Kasus ini mencuat setelah pihak korban melayangkan laporan resmi tersebut terkait dugaan pelecehan seksual yang dialami Anaknya.
Berdasarkan data yang dihimpun, peristiwa tidak senonoh tersebut diduga terjadi di kawasan Jalan Trans Desa Tombiano, Kecamatan Tojo Barat, Kabupaten Tojo Una-Una.
Kasus ini pun langsung mendapat perhatian serius dari aparat penegak hukum setempat.
Merespons kejadian pilu yang menimpa buah hatinya, ibu korban mengungkapkan rasa hancur sekaligus amarahnya atas perbuatan pelaku.
"Saya sangat terpukul dan tidak terima dengan apa yang dilakukan oknum tersebut kepada anak saya. Dia seorang ASN yang harusnya mengayomi, bukan malah merusak masa depan anak di bawah umur.

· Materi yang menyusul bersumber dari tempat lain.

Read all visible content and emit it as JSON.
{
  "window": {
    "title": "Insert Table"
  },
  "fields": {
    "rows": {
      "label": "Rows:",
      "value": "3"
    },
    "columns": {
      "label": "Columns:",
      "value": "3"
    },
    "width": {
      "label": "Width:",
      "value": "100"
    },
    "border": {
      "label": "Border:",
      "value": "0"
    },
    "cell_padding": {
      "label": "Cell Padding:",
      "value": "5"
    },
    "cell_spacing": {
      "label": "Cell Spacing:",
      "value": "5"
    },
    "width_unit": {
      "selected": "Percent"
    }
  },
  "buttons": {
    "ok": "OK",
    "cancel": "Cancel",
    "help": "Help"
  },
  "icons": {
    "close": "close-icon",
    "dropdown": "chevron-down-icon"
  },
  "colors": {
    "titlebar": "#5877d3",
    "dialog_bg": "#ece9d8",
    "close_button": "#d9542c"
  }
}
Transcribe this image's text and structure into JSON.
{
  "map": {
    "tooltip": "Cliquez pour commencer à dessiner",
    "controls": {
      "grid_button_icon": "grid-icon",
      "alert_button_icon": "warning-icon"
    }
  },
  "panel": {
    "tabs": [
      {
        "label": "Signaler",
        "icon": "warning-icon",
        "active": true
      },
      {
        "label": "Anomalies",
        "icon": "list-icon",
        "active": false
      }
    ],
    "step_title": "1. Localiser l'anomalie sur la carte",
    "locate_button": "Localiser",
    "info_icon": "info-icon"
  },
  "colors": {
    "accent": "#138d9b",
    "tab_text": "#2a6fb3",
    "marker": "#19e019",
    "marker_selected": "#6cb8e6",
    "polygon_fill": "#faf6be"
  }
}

Kami sekeluarga meminta Polres Touna bertindak tegas, usut tuntas kasus ini sampai ke akar-akarnya, dan hukum pelaku seberat-beratnya tanpa ada pembelaan," ujar ibu korban dengan nada geram saat memberikan pernyataan langsung kepada awak media.
Sebagai langkah awal untuk mendalami perkara melalui Surat Perintah Penyelidikan Nomor: Sp.Lidik/243/VI/RES.1.24./2025/Reskrim tertanggal 3 Juni 2026, tim penyidik Satreskrim Polres Touna telah menjadwalkan pemeriksaan terhadap korban, AFM yang masih berusia 8 tahun dan kini duduk di bangku kelas 3 Sekolah Dasar (SD).
Kehadiran anak berusia 8 tahun tersebut sangat diperlukan oleh pihak kepolisian untuk memberikan keterangan langsung didampingi orang tua sebagai saksi kunci guna menguji kebenaran laporan tersebut.
Saat memenuhi panggilan, pihak korban diminta membawa dokumen identitas diri beserta bukti-bukti penunjang lainnya.
Keterangan dari pihak korban akan menjadi penentu bagi penyidik untuk mengambil langkah hukum selanjutnya, termasuk potensi penetapan tersangka.
Secara hukum, pelaku pelecehan seksual dapat dijatuhi sanksi kurungan penjara maksimal hingga 7 tahun. Hukuman tersebut berpotensi menjadi jauh lebih berat apabila dalam prosesnya ditemukan unsur paksaan, penyalahgunaan wewenang, atau jika korban terbukti masih di bawah umur.
Saat ini, perkembangan kasus tersebut tengah menjadi pusat perhatian warga Tojo Una-Una. Terlebih, wilayah Desa Tombiano belakangan ini memang sempat diterpa isu miring terkait dugaan pelecehan seksual terhadap anak di bawah umur yang diduga kuat melibatkan oknum ASN yang sama.